Again from Wachter’s World: Are you co-managing surgical patients yet? We’ve come a long way from the House of God where specialty wars and turfing (dumping the patient to a different specialty service) were the norm. Co-management is a new buzzword among hospitalist types. Collaboration between specialties is a wonderful idea, but one in need of better definition. Demarcation of responsibility remains important. All kinds of problems arise if it’s not clear who’s in charge of what. That’s my problem with the idea of co-management. What does it mean, exactly? Here’s my bias: Hospitalists can make sure patients’ statins and beta blockers get continued, help keep their electrolytes from getting screwed up, manage post operative cardiac problems and run ventilators. I’m not sure they should be fiddling with NG tubes, chest tubes or post operative pain management. However it’s done, demarcate the lines clearly.

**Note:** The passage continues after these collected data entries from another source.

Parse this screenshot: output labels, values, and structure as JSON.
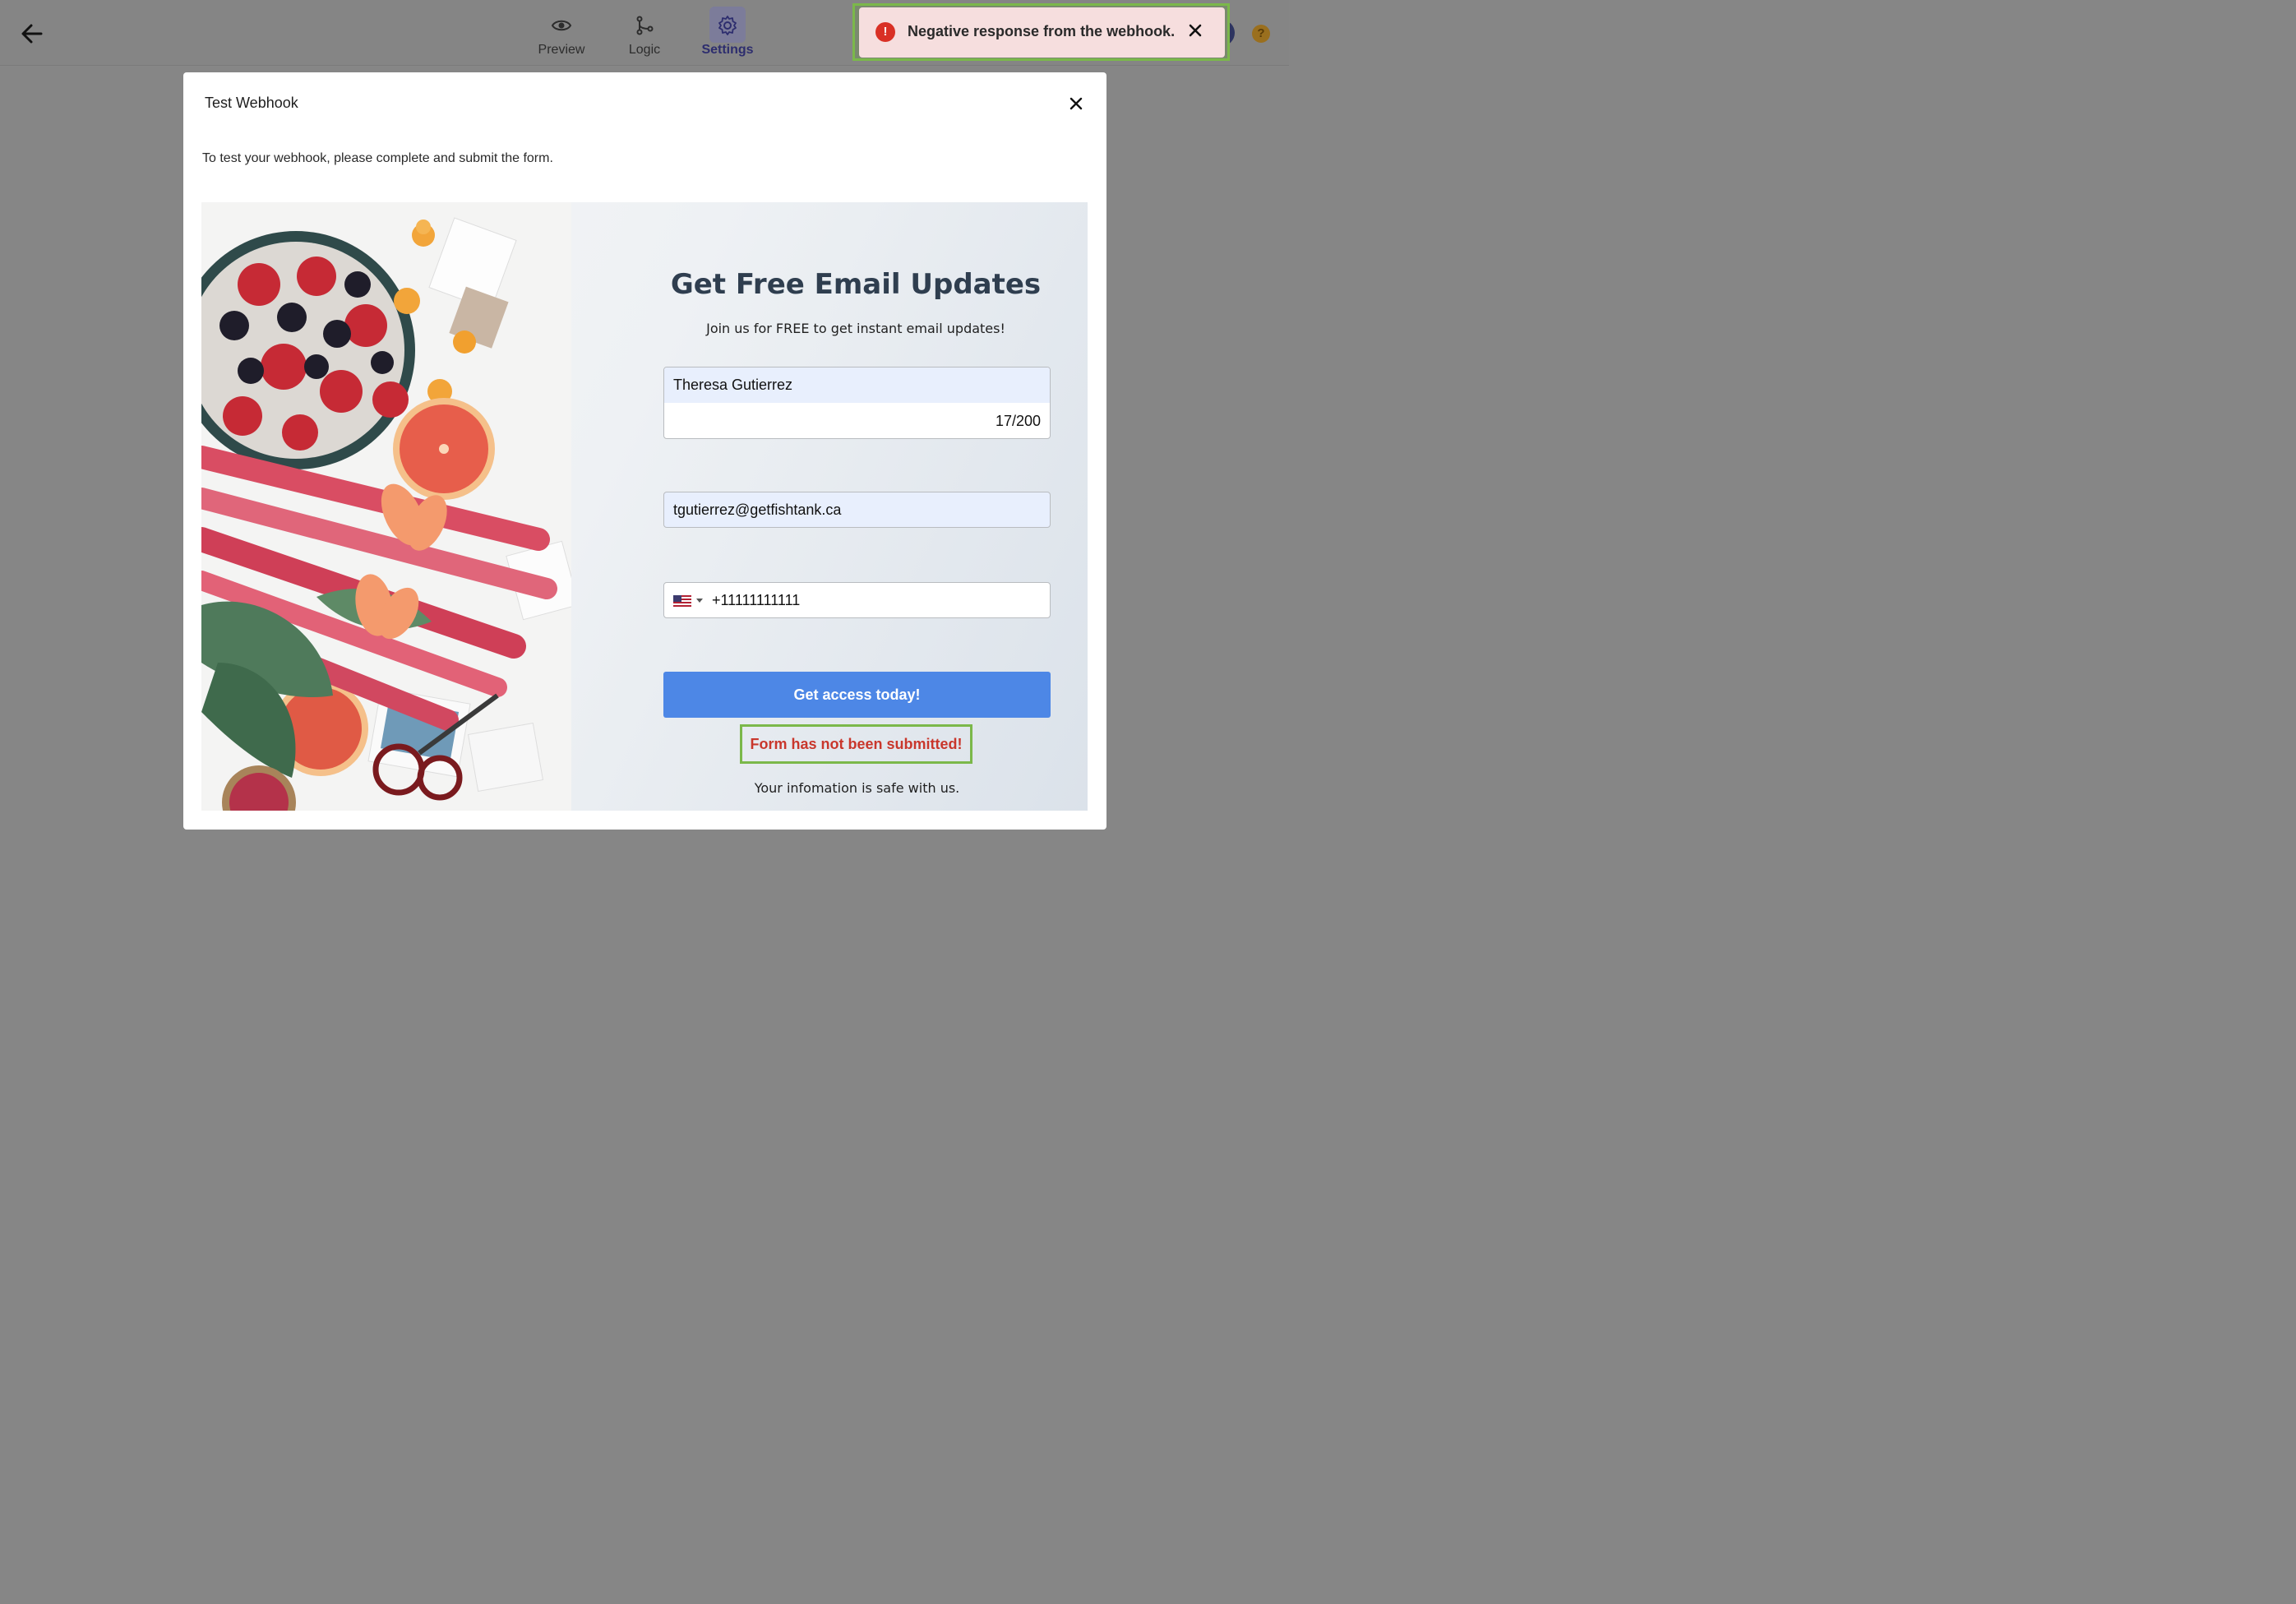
{
  "header": {
    "tabs": [
      {
        "label": "Preview",
        "icon": "eye-icon"
      },
      {
        "label": "Logic",
        "icon": "branch-icon"
      },
      {
        "label": "Settings",
        "icon": "gear-icon",
        "active": true
      }
    ],
    "help_label": "?"
  },
  "toast": {
    "message": "Negative response from the webhook.",
    "type": "error",
    "icon_glyph": "!",
    "color": "#d93025"
  },
  "modal": {
    "title": "Test Webhook",
    "description": "To test your webhook, please complete and submit the form."
  },
  "form": {
    "title": "Get Free Email Updates",
    "subtitle": "Join us for FREE to get instant email updates!",
    "name_value": "Theresa Gutierrez",
    "name_counter": "17/200",
    "email_value": "tgutierrez@getfishtank.ca",
    "phone_country": "US",
    "phone_value": "+11111111111",
    "submit_label": "Get access today!",
    "error_message": "Form has not been submitted!",
    "safe_note": "Your infomation is safe with us.",
    "accent_color": "#4d87e6"
  }
}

The electrocardiogram in the patient with syncope

In addition to occasional demonstration of the culprit arrhythmia, the electrocardiogram may yield clues to underlying conditions such as acute coronary syndrome, Brugada syndrome, long QT syndrome and hypertrophic cardiomyopathy. The topic is reviewed in the American Journal of Emergency Medicine.

Saturday, April 12, 2008

ICU sedation

I’m not sure about the title of this article in Chest: Patient-Focused Sedation and Analgesia in the ICU. I thought everything we do is supposed to be patient focused. Anyway, it’s a helpful review which covers the ins and outs of various classes of agents and makes these key points:

Establish a specific rationale and specific goals at the start of treatment. (In other words, instead of “hurry up and snow the patient before the intubation meds wear off” take a few minutes to think).

Use a protocol.

Use daily sedation interruption.

Know your pharmacology.

Differentiation of narrow QRS tachycardias

An algorithm is presented in the American Journal of Emergency Medicine.

Clopidogrel rebound

When clopidogrel (Plavix) is stopped following a course of treatment for acute coronary syndrome, whether medically managed or with stent placement, cardiac events tend to cluster in the first 90 days after discontinuation according to a disturbing report in JAMA.

According to Medscape’s coverage of the study, the lead author commented that:


…there were two possibilities as to how to deal with it: keep the patient on clopidogrel for longer periods or taper the dose when stopping. "We need to study each of these possibilities to find out which one is best. But until we know for sure, physicians should discuss with each patient how they want to handle the situation after they have taken clopidogrel for a year after an ACS event. A patient who is doing well on clopidogrel, has no bleeding issues or other side effects, and can afford it may want to stay on the drug long term. If they want to come off the dug, then tapering the dose over a few weeks may be a good idea. Or perhaps the dose of aspirin could be doubled for a while. I can't recommend any of these things as we haven't got the data; they are just suggestions.”

Thursday, April 10, 2008

Big Pharma and the Society of Hospital Medicine meetings

The Society of Hospital Medicine regional and national meetings have grown rapidly in popularity due to the wide variety and high quality of their educational offerings. Although the success of these meetings is due in no small part to support from pharmaceutical companies, such support is controversial. Critics simplistically paint all industry support with the same broad brush, but there can be different degrees of involvement. At SHM 2008 several evening satellite symposia offered CME credit for a single topic presentation sponsored by a single company whose product related to the topic. Such activities are potentially problematic in contrast to the general sessions where industry support is broad based and insulated from meeting content.

Few would dispute that sales pitches and CME presentations whose topics directly relate to sponsors’ products influence doctors in favor of the products. It is also argued, but not supported by even a shred of evidence, that such promotions are harmful to patients. Although promotions may influence doctors away form best practice it is equally plausible that they influence doctors toward best practice. A case in point is that two of the seven satellite symposia were about DVT prophylaxis, a practice shown in study after study to be widely under utilized. The same was true for evidence based heart failure treatments such as beta blockers and ACE inhibitors back when those medicines were under utilized, on-patent and heavily promoted.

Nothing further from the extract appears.